After pleading with King Abdullah to pump more oil and ease gas prices, "get lost" was the answer President Bush received on his historic visit to Saudi Arabia.

"Presidents and kings have every right to comment or ask or say whatever they want," but we will not do it, the Saudi oil minister, Ali Naimi, responded in a hastily convened press conference hours after the presidential supplication.

Particularly noteworthy is that Mr. Bush made his entreaty on behalf of American consumers whose tax dollars and soldiers have — twice since 1990 — saved Saudi Arabia's hide from Saddam Hussein's claws. Even by Bedouin standards of hospitality, that was a blow below the Texan's belt.

For at least a decade now, Saudi Arabia has favored pliant reporters and editors and oil industry sycophants and lobbyists with its "secret potion" for oil power, the reason it is Sampson to OPEC's Delilah — namely its mighty "excess" production ability.

Saudi Arabia is the producer of last reserve, we are told. It can pump it up when necessary, which is why we in America must extend protection and alliance to the kingdom against all enemies. Indeed, all the Saudi satellites in the region — Kuwait, the United Arab Emirates, and Qatar, too — could pump it up but won't, opting for higher prices while panting after American protection.

This seductive striptease act was performed beautifully back in the '70s by the then-wily oil minister of the kingdom, Ahmed Zaki Yamani, whose suave charm leaves the coarse Mr. Naimi in the dust. Mr. Yamani's joker in every deck at the OPEC gatherings was that his production was bigger than others', and there was more where that came from. As recently as this past year, the Saudis were still at it, saying they could pump 2 more million barrels a day over and above their present level of 8.5 million barrels.

If not now when prices are scorching world economies, when?

Instead of saying pretty please, that was the question the president could have asked.

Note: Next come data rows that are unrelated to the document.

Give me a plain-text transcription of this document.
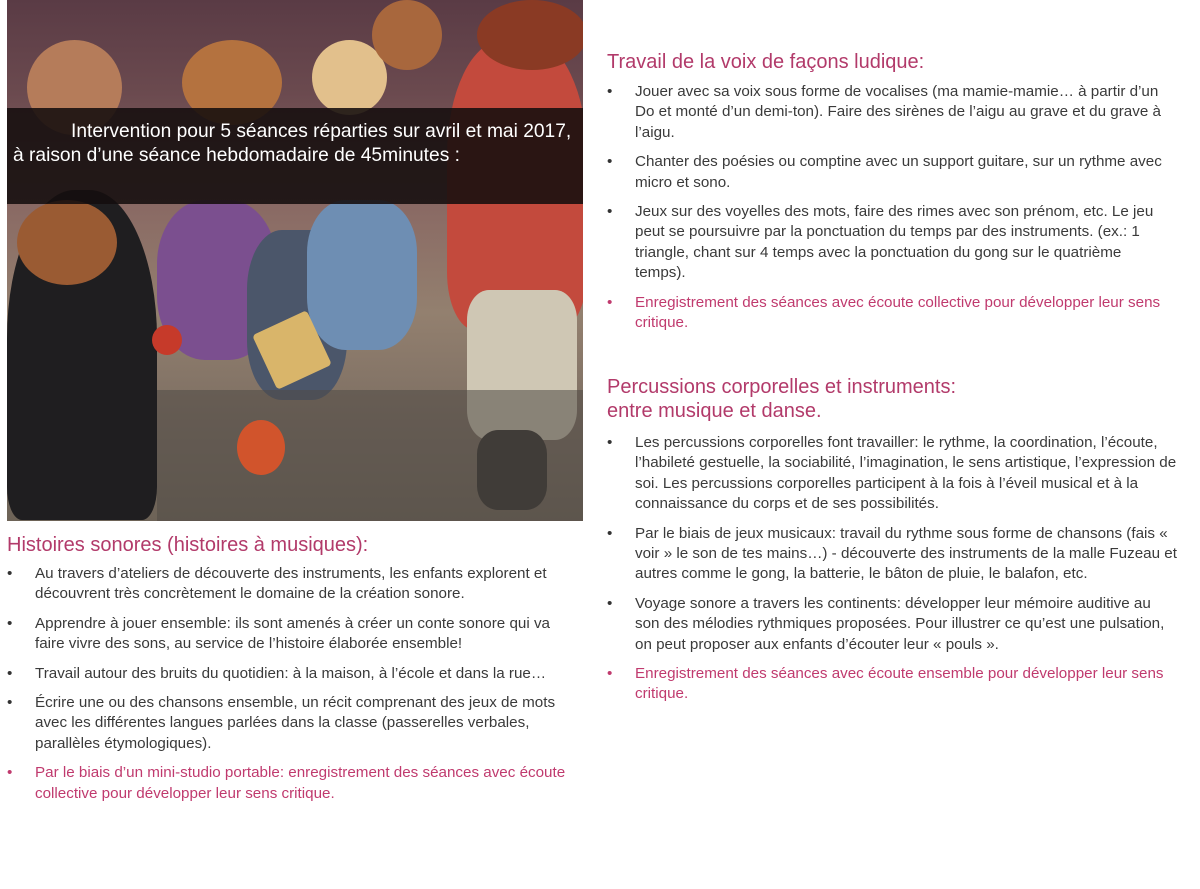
Intervention pour 5 séances réparties sur avril et mai 2017, à raison d’une séance hebdomadaire de 45minutes :
Histoires sonores (histoires à musiques):
• Au travers d’ateliers de découverte des instruments, les enfants explorent et découvrent très concrètement le domaine de la création sonore.
• Apprendre à jouer ensemble: ils sont amenés à créer un conte sonore qui va faire vivre des sons, au service de l’histoire élaborée ensemble!
• Travail autour des bruits du quotidien: à la maison, à l’école et dans la rue…
• Écrire une ou des chansons ensemble, un récit comprenant des jeux de mots avec les différentes langues parlées dans la classe (passerelles verbales, parallèles étymologiques).
• Par le biais d’un mini-studio portable: enregistrement des séances avec écoute collective pour développer leur sens critique.
Travail de la voix de façons ludique:
• Jouer avec sa voix sous forme de vocalises (ma mamie-mamie… à partir d’un Do et monté d’un demi-ton). Faire des sirènes de l’aigu au grave et du grave à l’aigu.
• Chanter des poésies ou comptine avec un support guitare, sur un rythme avec micro et sono.
• Jeux sur des voyelles des mots, faire des rimes avec son prénom, etc. Le jeu peut se poursuivre par la ponctuation du temps par des instruments. (ex.: 1 triangle, chant sur 4 temps avec la ponctuation du gong sur le quatrième temps).
• Enregistrement des séances avec écoute collective pour développer leur sens critique.
Percussions corporelles et instruments:
entre musique et danse.
• Les percussions corporelles font travailler: le rythme, la coordination, l’écoute, l’habileté gestuelle, la sociabilité, l’imagination, le sens artistique, l’expression de soi. Les percussions corporelles participent à la fois à l’éveil musical et à la connaissance du corps et de ses possibilités.
• Par le biais de jeux musicaux: travail du rythme sous forme de chansons (fais « voir » le son de tes mains…) - découverte des instruments de la malle Fuzeau et autres comme le gong, la batterie, le bâton de pluie, le balafon, etc.
• Voyage sonore a travers les continents: développer leur mémoire auditive au son des mélodies rythmiques proposées. Pour illustrer ce qu’est une pulsation, on peut proposer aux enfants d’écouter leur « pouls ».
• Enregistrement des séances avec écoute ensemble pour développer leur sens critique.
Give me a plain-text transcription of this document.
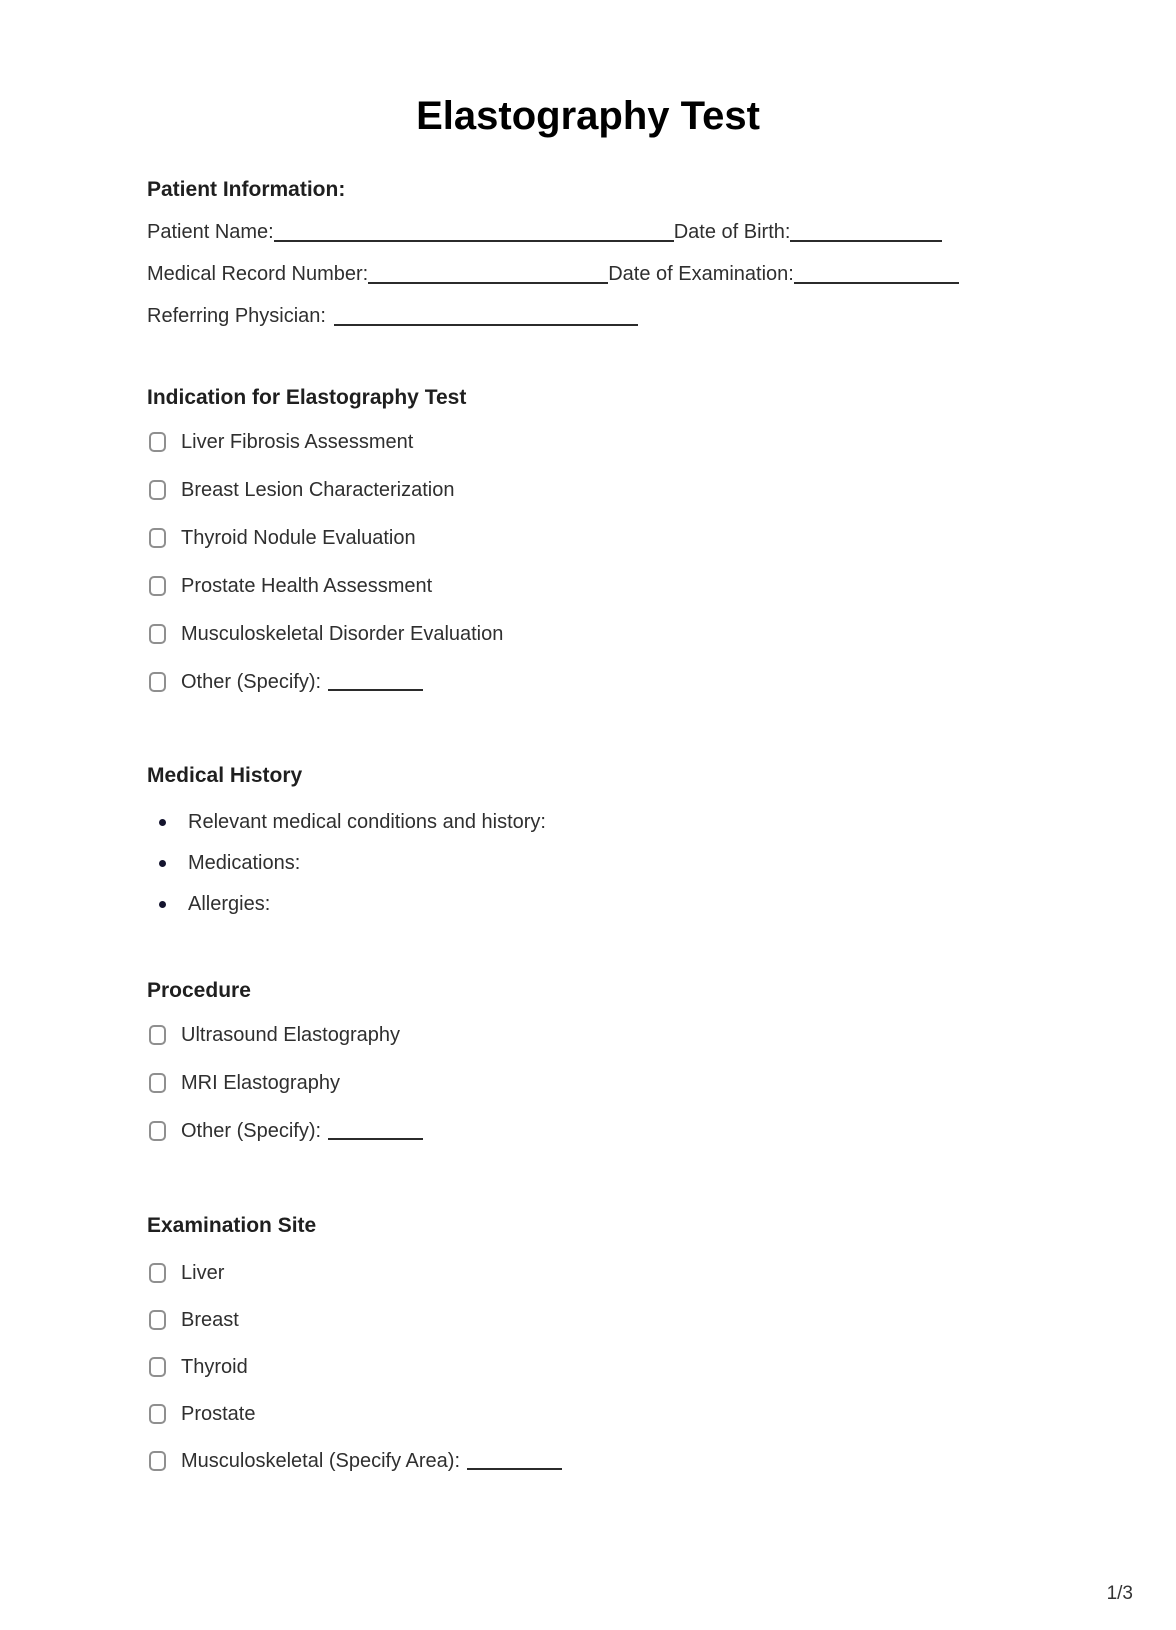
Elastography Test
Patient Information:
Patient Name:	Date of Birth:
Medical Record Number:	Date of Examination:
Referring Physician:
Indication for Elastography Test
Liver Fibrosis Assessment
Breast Lesion Characterization
Thyroid Nodule Evaluation
Prostate Health Assessment
Musculoskeletal Disorder Evaluation
Other (Specify):
Medical History
Relevant medical conditions and history:
Medications:
Allergies:
Procedure
Ultrasound Elastography
MRI Elastography
Other (Specify):
Examination Site
Liver
Breast
Thyroid
Prostate
Musculoskeletal (Specify Area):
1/3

Mr. Bush did explain why — in enabling terminology. "My point to His Majesty," he told ABC News, is "when consumers have less purchasing power because of high prices of gasoline, in other words, when it affects their families, it could cause this economy to slow down."

Well, duh. "Majesty," one is tempted to ask, "which part of this do you not understand?"

One component may lie in the dysfunctional nature of Saudi Arabia, its national oil company Aramco — a country within a country — and the duplicitous nature of Saudi oil ministers who have also been known to tell the royals to get lost. Mr. Yamani was fired for crossing King Fahd when he was overheard at an OPEC meeting saying the monarch simply did not understand oil.

It was part of a celebrated three-year-episode when after Fahd sunk into a coma, Abdullah took the reigns. His very first act was to launch a renowned "gas and oil initiative," inviting American and international oil companies to aggressively come into the kingdom for joint ventures to produce more gas and oil. Mr. Naimi, who was then the newly appointed oil minister, let it be known that this would happen over his dead body. Distrusting his own oil minister, Abdullah placed a top nephew, Foreign Minister Saud al-Faisal, in overall command of the negotiations.

Yet for three years, however, the unctuous Mr. Naimi sabotaged talks at every turn with every group. Fed up, the companies walked by 2004. Royals were calling Mr. Naimi names, saying his days were numbered. Yet there he was last week saying presidents and kings don't matter.

Saudi Arabia remains dysfunctional.

The presidential crew reported that high on the Saudi wish list during Mr. Bush's visit was a demand for more American visas for Saudis. Never mind that 15 of the 19 hijackers of September 11, 2001, were Saudis; that 80% of Saudis still think Osama bin Laden is a good old country boy, or that one-third of the enemy combatants once held at Guantanamo were Saudis — most have by now been released to Saudi Arabia as a favor by Mr. Bush to his pal Abdullah.

The Saudis told Mr. Bush they really, really, loved him and want visas, yet America and the world cannot have cheaper oil and gas. And it all made sense to them.